By Chris Talbott
Associated Press
NASHVILLE, Tenn. — Billie Joe Armstrong has a future in sales if the music thing doesn’t work out. Just ask Norah Jones, who had every intention of turning down an interesting but odd pitch from the Green Day frontman because of tour exhaustion when she got on the phone with him. Twenty minutes later, she’d agreed to an unlikely partnership that produced “Foreverly,” a loving recreation of an all-but-forgotten Everly Brothers album out this week that is one of the year’s more left-field releases.
“He just seemed so excited about the project and just kind of open to making music,” Jones, 34, said in a phone interview. “He didn’t really have an agenda other than he wanted to sing these songs with someone, so it sounded really fun. We kind of made an agreement to try a few days in the studio and see how it went without any big commitments or anything. So that was nice for me to not feel a lot of pressure. We kind of eased in. Honestly, it happened so fast. All of a sudden we were making the record, and five days later we had most of the songs.”
The project is the first for Armstrong since he entered rehab for substance abuse last year during the release of an ambitious trilogy of albums. Talking by phone from Oakland, Calif., the 41-year-old singer-guitarist said he’s feeling great: “It’s a very cloudy and rainy day right now, but for me the sun is still shining.” The “Foreverly” project taps into those sunny feelings and is a rare venture away from his Green Day bandmates. A fan of early rock ‘n’ roll — the first record he bought was a compilation of Elvis Presley’s Sun Records work — Armstrong stumbled upon an old scratchy copy of The Everly Brothers’ “Songs Our Daddy Taught Us.”

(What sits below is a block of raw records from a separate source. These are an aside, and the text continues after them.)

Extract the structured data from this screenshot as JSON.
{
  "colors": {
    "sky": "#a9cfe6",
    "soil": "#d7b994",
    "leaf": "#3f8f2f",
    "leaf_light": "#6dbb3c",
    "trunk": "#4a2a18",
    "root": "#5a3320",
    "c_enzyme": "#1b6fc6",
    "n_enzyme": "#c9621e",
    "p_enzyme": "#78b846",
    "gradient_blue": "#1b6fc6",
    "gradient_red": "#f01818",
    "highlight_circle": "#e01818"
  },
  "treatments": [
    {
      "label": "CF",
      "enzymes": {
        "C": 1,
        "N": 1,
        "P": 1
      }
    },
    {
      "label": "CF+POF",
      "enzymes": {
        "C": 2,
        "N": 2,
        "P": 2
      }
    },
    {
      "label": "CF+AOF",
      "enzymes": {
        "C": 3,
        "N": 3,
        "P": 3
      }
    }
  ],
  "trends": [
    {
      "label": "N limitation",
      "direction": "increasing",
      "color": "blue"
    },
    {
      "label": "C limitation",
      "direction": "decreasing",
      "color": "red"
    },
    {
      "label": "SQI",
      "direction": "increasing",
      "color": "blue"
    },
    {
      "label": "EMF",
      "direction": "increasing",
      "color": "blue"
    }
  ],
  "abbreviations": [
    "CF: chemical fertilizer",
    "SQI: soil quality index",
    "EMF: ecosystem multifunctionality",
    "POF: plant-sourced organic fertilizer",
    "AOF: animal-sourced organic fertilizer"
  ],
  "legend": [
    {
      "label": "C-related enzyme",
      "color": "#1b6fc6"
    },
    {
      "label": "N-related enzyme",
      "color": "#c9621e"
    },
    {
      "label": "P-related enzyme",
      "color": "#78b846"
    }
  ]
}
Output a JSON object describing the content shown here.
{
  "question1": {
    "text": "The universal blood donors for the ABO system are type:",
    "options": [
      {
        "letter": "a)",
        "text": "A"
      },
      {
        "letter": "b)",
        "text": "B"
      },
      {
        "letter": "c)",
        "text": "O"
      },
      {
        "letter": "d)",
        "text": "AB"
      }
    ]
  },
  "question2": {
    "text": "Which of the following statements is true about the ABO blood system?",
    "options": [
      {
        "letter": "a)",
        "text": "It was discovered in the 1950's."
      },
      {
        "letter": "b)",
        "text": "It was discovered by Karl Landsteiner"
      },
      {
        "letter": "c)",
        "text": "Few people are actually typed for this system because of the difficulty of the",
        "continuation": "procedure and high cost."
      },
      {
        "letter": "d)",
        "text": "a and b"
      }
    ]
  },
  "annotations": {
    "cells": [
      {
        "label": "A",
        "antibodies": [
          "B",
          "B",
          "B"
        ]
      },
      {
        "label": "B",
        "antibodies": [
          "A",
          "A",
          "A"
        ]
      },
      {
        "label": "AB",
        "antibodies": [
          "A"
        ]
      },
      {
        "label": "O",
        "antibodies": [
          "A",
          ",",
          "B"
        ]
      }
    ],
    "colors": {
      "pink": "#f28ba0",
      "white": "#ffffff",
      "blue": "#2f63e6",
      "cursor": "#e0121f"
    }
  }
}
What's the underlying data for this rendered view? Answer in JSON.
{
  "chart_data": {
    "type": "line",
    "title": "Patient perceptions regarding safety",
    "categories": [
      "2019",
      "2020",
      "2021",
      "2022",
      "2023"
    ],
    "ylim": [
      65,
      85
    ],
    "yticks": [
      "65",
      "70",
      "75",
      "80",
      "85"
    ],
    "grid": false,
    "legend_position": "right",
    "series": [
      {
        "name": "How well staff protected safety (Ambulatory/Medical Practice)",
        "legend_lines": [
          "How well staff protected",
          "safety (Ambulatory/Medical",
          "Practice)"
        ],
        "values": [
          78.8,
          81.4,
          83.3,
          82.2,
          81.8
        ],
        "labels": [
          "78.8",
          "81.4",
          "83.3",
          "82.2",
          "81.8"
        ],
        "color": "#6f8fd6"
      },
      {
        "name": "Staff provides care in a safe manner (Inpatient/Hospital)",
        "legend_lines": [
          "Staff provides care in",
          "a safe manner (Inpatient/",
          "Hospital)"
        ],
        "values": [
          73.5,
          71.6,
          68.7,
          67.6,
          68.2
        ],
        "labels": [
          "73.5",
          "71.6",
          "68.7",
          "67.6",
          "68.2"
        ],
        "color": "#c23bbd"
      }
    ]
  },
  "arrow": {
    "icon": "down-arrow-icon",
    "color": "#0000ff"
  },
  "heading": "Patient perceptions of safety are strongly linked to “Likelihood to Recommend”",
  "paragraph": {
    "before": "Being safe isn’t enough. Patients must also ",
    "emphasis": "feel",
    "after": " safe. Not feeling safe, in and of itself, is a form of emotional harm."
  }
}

He was transfixed by the pioneering rock and country duo’s harmonies — something his band always incorporated in their music through their love of Husker Du — and the dark subject matter lurking in the lyrics, yet obscured by the beauty of the Everlys’ simple arrangements. He could see parallels between the music of Don and Phil Everly and the more modern music he was also into.
“If you listen to, like, a Joy Division record, it’s really dark,” Armstrong said. “And when you listen to the Everly Brothers’ ‘Songs Our Daddy Taught Us,’ there’s so much darkness in those old songs. I think mainly that’s just how people communicated when it came to mourning and loss. Then with the Everly Brothers it sounds like these two little angels that sing.”
Armstrong’s wife suggested Jones. The two had met briefly 10 years earlier at the Grammy Awards and were struck by how nice each seemed. Once she signed on, Jones says she took over a little bit. She uses the word “bossy.” Armstrong didn’t mind. He agreed to travel to New York. He arrived with two acoustic guitars and his engineer and decided to go with the flow when Jones started making suggestions on a rhythm section and how to broaden the songs they were recording.
“She was kind of in the driver’s seat, to be honest with you,” Armstrong said. “It was nice because I was able to kind of sit shotgun. I had no idea we were making a country record until after it turned out and she said to me, ‘I bet you didn’t know you were making a country record.’ I had no idea, but I sure as hell liked it.”